In the first half of its financial year 2014-15, which ended March 31, Swiss Intersport saw its sales dwindling by 16.7 percent to 112.5 million Swiss francs (€107.1 million). Profit, in return was up by CHF 0.5 million (€0.47) to CHF 2.3 million (€2.2 million). Earnings before interests and taxes (Ebit) improved to CHF 2.2 million (€2.1 million), up from 1.8 million (€1.7 million). According to the group, the better results came mainly from more efficiency as far as expenses are concerned.
One explanation for these results supplied by the buying group was the Swiss National Bank’s decision to abolish the fixed exchange rate at CHF 1.2 to the euro in January this year. Intersport said that the, subsequent, increased value of the Swiss franc compared with the euro continues to put pressure on Swiss retail and its margins.
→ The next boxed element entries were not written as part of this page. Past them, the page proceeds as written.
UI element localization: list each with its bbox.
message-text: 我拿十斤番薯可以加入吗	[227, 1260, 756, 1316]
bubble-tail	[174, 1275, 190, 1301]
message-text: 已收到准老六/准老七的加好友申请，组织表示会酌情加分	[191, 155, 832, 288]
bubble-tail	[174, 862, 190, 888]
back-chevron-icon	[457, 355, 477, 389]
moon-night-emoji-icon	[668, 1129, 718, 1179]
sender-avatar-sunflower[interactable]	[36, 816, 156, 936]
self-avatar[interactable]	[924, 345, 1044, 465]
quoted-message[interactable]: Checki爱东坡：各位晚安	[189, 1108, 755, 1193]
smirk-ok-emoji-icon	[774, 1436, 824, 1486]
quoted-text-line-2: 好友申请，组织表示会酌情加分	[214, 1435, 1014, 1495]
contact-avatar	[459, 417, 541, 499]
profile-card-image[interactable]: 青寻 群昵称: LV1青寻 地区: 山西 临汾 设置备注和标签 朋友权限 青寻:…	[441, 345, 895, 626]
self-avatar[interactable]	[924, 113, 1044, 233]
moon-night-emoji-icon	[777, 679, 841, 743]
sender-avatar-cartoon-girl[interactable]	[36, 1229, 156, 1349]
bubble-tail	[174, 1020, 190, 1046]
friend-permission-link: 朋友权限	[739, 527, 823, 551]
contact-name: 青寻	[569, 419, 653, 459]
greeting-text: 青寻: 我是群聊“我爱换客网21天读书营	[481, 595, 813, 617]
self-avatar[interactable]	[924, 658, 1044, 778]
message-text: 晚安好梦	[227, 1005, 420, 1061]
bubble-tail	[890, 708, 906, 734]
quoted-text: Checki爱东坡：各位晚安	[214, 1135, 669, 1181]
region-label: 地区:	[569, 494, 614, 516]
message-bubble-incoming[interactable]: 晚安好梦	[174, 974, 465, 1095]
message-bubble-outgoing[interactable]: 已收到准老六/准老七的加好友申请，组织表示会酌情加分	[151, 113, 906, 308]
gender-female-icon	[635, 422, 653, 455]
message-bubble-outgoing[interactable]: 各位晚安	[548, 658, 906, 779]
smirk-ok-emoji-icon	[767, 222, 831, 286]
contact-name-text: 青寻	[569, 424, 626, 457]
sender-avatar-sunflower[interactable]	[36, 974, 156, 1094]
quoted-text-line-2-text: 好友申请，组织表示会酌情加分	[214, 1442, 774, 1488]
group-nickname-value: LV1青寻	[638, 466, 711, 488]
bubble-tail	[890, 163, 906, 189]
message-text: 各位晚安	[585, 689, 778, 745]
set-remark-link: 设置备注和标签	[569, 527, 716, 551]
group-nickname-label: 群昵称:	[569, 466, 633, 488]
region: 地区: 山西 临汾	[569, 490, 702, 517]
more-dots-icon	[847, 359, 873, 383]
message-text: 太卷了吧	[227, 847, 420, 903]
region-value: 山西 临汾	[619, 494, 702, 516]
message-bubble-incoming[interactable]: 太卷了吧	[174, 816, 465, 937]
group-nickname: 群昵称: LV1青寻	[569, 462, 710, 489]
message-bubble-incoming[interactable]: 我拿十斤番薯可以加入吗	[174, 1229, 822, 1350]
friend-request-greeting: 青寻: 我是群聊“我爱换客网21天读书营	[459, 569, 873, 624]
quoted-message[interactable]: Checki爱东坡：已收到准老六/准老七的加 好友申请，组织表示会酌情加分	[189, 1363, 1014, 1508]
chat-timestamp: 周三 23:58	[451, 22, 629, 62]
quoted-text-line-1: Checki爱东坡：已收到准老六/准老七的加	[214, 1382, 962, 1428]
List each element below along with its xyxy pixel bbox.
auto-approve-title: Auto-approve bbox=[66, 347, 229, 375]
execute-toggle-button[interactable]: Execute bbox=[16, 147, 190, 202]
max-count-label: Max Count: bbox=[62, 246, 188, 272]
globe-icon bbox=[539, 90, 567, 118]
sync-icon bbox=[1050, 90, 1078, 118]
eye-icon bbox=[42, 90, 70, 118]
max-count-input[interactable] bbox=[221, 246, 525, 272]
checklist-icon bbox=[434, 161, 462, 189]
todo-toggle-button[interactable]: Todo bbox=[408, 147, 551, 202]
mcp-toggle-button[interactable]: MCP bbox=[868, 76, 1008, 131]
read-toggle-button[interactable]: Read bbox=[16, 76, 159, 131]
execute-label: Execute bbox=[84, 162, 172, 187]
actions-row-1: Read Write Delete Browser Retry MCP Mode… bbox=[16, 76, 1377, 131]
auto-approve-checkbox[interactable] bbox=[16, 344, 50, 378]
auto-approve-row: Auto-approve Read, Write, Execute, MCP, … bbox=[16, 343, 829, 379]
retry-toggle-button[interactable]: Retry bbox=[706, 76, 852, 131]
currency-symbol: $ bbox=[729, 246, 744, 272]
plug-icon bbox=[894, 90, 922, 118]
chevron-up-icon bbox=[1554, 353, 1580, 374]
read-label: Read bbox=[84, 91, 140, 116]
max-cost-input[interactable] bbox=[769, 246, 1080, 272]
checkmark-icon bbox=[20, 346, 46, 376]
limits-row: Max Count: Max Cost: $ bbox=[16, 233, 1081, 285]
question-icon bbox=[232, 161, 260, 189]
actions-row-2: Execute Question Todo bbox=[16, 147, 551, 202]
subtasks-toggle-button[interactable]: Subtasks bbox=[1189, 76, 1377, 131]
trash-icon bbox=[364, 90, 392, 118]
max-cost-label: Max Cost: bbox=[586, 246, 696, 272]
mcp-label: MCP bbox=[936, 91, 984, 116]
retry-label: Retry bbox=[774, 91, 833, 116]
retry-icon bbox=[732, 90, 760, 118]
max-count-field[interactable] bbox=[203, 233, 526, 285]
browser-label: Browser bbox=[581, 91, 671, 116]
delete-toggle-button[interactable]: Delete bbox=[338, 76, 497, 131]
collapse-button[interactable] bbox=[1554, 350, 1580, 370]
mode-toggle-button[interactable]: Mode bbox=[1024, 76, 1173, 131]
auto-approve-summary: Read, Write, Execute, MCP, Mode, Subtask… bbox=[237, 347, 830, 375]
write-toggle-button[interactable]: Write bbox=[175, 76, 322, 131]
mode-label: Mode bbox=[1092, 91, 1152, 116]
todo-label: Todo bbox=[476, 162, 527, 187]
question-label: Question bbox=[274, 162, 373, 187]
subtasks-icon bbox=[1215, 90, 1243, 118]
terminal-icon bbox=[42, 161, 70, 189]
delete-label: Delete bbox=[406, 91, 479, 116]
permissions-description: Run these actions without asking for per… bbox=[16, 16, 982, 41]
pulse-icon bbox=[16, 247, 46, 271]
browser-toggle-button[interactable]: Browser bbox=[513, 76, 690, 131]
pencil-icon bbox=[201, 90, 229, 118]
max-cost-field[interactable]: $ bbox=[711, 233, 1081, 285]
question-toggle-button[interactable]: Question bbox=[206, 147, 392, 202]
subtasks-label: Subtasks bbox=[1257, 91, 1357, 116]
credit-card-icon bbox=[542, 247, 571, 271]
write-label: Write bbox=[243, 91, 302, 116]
During the first six months, the number of affiliated retailers decreased by 11 to 179 compared with the previous year’s period, excluding additional buying partners whose number fell by five to 42. The group counted 307 doors, compared with 341 one year before. Additionally, Intersport’s headquarters runs four outlets itself to sell their own and their members’ stock excesses.
The outlook for the full financial year looks, however, bleak. Intersport expects for the second half sales of CHF 54.2 million (€51.6 million), down from CHF 112.5 million (€107.1 million).